I had nothing on him but a bad feeling. And Tracy beamed with happiness of late. She had told me that her new beau had hinted at a trip away. Just the two of them. He told her to make sure she had a valid passport.

Against a tide of opposing emotions, I elected not to say anything to her. For the time being.

 

AFTER MUCH NAGGING, I finally got the scans of all the business cards found at the scene of the murder of Karl Marks that had any writing or printing on the back.

There were four of them. Two had QR codes. One, a phone number. Of course, that one went to a strip club. The fourth one had something scribbled on it.

“Schlep. Enlarge this, please.”

“The one from Vickery Pools?”

“That very one.”

Schlep put it on the big screen in front of us at the station. A discretionary courtesy David Manning granted me.

“What do you see, Schlep?”

“Nu. M. Sigs.”

“Enlarge it.”

He brought it up a notch. “This is as big as she’ll go without blurring.”

“Look at it. That looks like an ‘n’, albeit a piss poor one, in the ‘sigs’. It’s
signs
.”

“Where does that leave us, Cass? We have an ‘m-sig’, and now an ‘m-sign’. A sign of something?”

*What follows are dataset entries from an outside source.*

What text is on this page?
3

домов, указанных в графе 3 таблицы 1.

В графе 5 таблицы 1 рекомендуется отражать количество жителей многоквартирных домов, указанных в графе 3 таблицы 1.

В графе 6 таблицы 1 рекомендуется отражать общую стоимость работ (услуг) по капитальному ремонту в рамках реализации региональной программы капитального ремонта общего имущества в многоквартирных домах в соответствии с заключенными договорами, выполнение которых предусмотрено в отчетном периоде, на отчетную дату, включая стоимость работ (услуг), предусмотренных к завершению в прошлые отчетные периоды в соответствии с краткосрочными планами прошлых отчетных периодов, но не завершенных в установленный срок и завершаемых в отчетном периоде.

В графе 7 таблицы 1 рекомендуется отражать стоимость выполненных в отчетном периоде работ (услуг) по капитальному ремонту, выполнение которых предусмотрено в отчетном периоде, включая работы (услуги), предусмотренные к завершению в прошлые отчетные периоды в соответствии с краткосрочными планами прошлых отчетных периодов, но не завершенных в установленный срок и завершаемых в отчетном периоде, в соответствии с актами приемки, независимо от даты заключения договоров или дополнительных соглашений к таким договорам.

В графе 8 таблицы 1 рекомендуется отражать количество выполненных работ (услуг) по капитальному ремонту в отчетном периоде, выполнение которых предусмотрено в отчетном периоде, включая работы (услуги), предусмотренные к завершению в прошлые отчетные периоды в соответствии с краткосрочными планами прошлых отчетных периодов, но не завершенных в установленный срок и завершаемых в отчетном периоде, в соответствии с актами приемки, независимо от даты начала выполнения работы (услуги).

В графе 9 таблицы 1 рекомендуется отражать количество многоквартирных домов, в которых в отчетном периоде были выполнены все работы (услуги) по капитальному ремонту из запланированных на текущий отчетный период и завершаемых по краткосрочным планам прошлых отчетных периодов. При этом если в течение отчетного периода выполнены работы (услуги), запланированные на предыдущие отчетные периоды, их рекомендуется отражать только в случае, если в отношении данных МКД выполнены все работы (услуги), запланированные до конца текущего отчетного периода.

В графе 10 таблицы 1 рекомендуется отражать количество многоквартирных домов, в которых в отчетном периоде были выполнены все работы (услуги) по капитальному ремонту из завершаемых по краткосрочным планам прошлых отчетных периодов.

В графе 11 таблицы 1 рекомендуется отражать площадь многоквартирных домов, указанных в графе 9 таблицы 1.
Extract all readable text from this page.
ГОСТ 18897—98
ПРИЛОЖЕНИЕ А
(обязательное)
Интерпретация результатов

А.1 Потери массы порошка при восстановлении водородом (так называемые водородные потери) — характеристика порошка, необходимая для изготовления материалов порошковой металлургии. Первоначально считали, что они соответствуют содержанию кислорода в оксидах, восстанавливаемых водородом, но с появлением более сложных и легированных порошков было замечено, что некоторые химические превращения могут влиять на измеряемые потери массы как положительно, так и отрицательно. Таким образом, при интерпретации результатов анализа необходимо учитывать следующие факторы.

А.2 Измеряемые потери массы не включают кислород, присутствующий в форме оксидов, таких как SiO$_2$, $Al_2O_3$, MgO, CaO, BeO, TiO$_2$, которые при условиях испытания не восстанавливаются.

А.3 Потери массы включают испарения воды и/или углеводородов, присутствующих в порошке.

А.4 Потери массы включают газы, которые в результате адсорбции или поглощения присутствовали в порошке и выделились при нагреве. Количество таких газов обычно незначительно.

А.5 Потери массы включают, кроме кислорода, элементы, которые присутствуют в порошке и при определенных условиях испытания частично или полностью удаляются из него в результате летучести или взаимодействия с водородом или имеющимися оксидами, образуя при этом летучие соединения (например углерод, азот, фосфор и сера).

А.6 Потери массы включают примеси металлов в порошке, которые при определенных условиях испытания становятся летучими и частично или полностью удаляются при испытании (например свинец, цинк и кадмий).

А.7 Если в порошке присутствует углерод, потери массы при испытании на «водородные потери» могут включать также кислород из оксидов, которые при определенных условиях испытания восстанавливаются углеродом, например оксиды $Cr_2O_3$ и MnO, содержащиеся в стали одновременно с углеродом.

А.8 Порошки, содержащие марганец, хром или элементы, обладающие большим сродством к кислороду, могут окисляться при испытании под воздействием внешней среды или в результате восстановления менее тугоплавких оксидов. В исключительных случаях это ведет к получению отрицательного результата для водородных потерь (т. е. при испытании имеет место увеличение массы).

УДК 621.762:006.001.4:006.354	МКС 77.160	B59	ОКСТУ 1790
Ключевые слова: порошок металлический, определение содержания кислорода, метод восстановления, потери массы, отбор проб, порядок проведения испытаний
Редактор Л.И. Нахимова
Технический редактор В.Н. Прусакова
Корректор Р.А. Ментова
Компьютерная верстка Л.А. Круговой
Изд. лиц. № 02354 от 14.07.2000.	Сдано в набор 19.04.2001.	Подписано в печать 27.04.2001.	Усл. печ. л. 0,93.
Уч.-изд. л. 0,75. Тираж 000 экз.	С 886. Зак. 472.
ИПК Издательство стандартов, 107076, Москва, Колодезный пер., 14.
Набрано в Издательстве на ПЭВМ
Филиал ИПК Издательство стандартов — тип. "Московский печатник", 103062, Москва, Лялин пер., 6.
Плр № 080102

“Only it’s plural, Schlep. It reads signs.”

 

DAVID MANNING HAD had enough. He had Michael Scores brought back down to the station.

“We’re charging you, Mr. Scores,” he hedged his bet.

“What the hell? For what?”

“Poisoning. The attempted murder of Jessica Silva.”

“That’s ludicrous. You don’t have anything.”

“We have motive. Jealousy is one of the seven deadly sins, and you won’t find many folks around here that don’t think you are jealous of Ms. Silva.

“And you had opportunity. Ms. Silva didn’t ingest much that day prior to the broadcast. In fact, she had some green tea at home, some of her own lemon bars, and your magic shake.”

“That’s right. You didn’t find anything in the staff kitchen.”